# Pacific Energy Stove reviews?



## Extremebison (Jan 30, 2011)

Anybody out there have any experience with Pacific Energy Wood stoves?  I got a chance to buy one used for a 400sqft cabin I'm building.  Just curious on the units?  It's 15 yrs old and they want $350 for it.  Not sure what model it is.  Put any reviews on these stoves would be great, as it will be primary heat in this little cabin temps down to -40C regulary it will be heating in.


----------



## Todd (Jan 30, 2011)

https://www.hearth.com/ratings/search.php


----------



## BrotherBart (Jan 30, 2011)

Just do a search here on PE and Pacific Energy and you will spend till daylight reading about them.


----------



## begreen (Jan 30, 2011)

At 15 yrs old, it could also be need in a little maintenance. These stoves have evolved and have been refined since 15 yrs ago. Do you know what model this is?


----------



## Hogwildz (Jan 30, 2011)

Love mine, but at 15 years old. You better get a real good look at it.
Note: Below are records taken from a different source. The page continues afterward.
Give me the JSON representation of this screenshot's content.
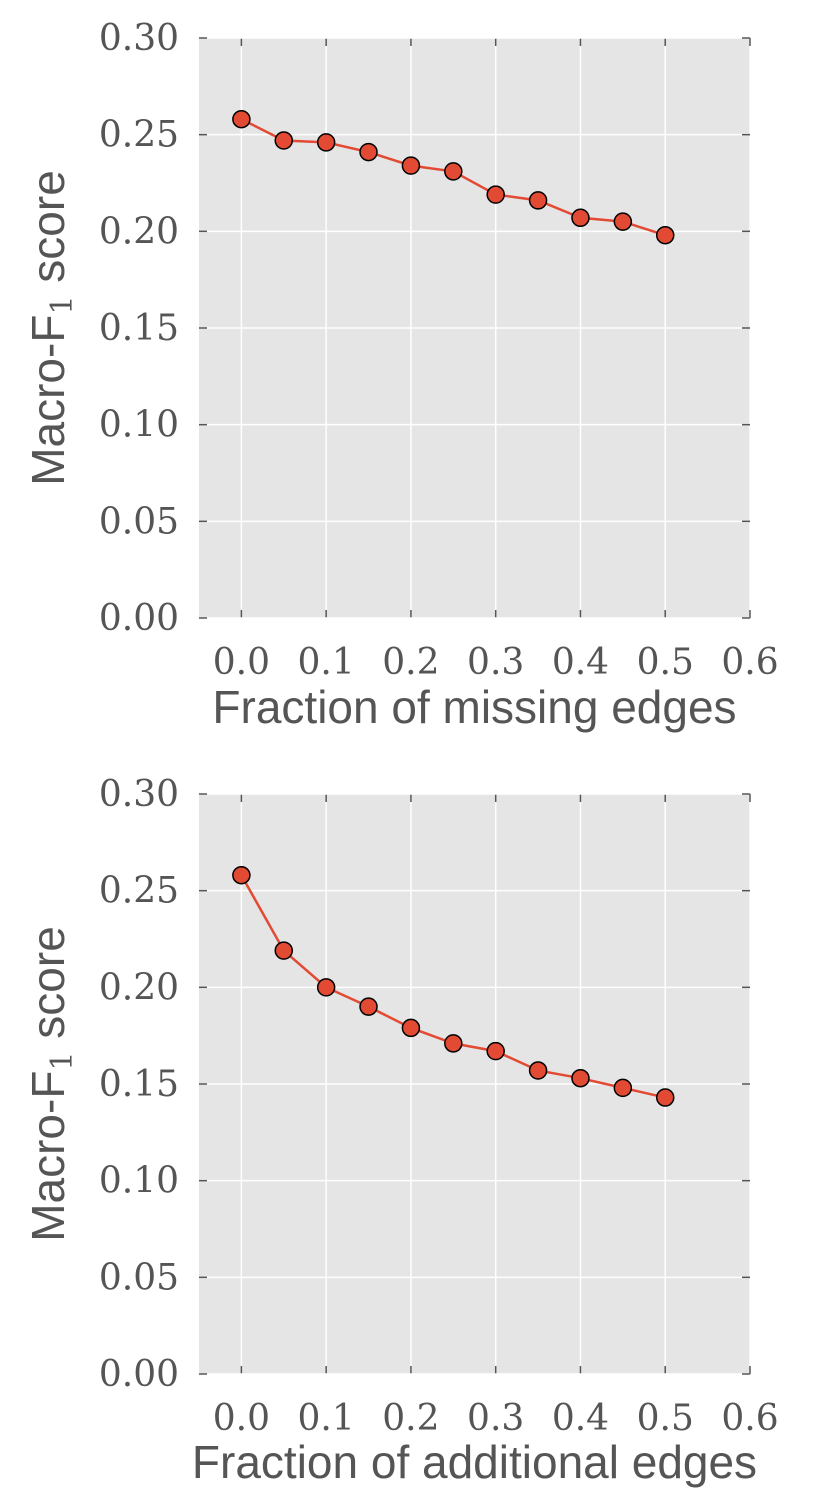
{
  "colors": {
    "series": "#e24a33",
    "plot_background": "#e5e5e5",
    "text": "#555555"
  },
  "chart_data": [
    {
      "type": "line",
      "title": "",
      "xlabel": "Fraction of missing edges",
      "ylabel_main": "Macro-F",
      "ylabel_sub": "1",
      "ylabel_tail": " score",
      "xlim": [
        -0.05,
        0.6
      ],
      "ylim": [
        0.0,
        0.3
      ],
      "xticks": [
        "0.0",
        "0.1",
        "0.2",
        "0.3",
        "0.4",
        "0.5",
        "0.6"
      ],
      "yticks": [
        "0.00",
        "0.05",
        "0.10",
        "0.15",
        "0.20",
        "0.25",
        "0.30"
      ],
      "grid": true,
      "series": [
        {
          "x": [
            0.0,
            0.05,
            0.1,
            0.15,
            0.2,
            0.25,
            0.3,
            0.35,
            0.4,
            0.45,
            0.5
          ],
          "values": [
            0.258,
            0.247,
            0.246,
            0.241,
            0.234,
            0.231,
            0.219,
            0.216,
            0.207,
            0.205,
            0.198
          ]
        }
      ]
    },
    {
      "type": "line",
      "title": "",
      "xlabel": "Fraction of additional edges",
      "ylabel_main": "Macro-F",
      "ylabel_sub": "1",
      "ylabel_tail": " score",
      "xlim": [
        -0.05,
        0.6
      ],
      "ylim": [
        0.0,
        0.3
      ],
      "xticks": [
        "0.0",
        "0.1",
        "0.2",
        "0.3",
        "0.4",
        "0.5",
        "0.6"
      ],
      "yticks": [
        "0.00",
        "0.05",
        "0.10",
        "0.15",
        "0.20",
        "0.25",
        "0.30"
      ],
      "grid": true,
      "series": [
        {
          "x": [
            0.0,
            0.05,
            0.1,
            0.15,
            0.2,
            0.25,
            0.3,
            0.35,
            0.4,
            0.45,
            0.5
          ],
          "values": [
            0.258,
            0.219,
            0.2,
            0.19,
            0.179,
            0.171,
            0.167,
            0.157,
            0.153,
            0.148,
            0.143
          ]
        }
      ]
    }
  ]
}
Alot has changed in 15 years.
Shell out a lil more cash and you can get a brand new Englander.


----------



## Extremebison (Jan 30, 2011)

Thanks everyone,  I'm trying to get the model off the owner.  I'm do realize I may have to replace the fire bricks, door gasket and so on.  Anything I should be looking for imparticular?


----------



## Hogwildz (Jan 30, 2011)

Check all the welds for cracks.
Any bowing or bulging of the walls or top etc.
Look up inside and see what the baffle looks like.
If it has a whitish haze on the outside steel, that could be an indicator of overfire.


----------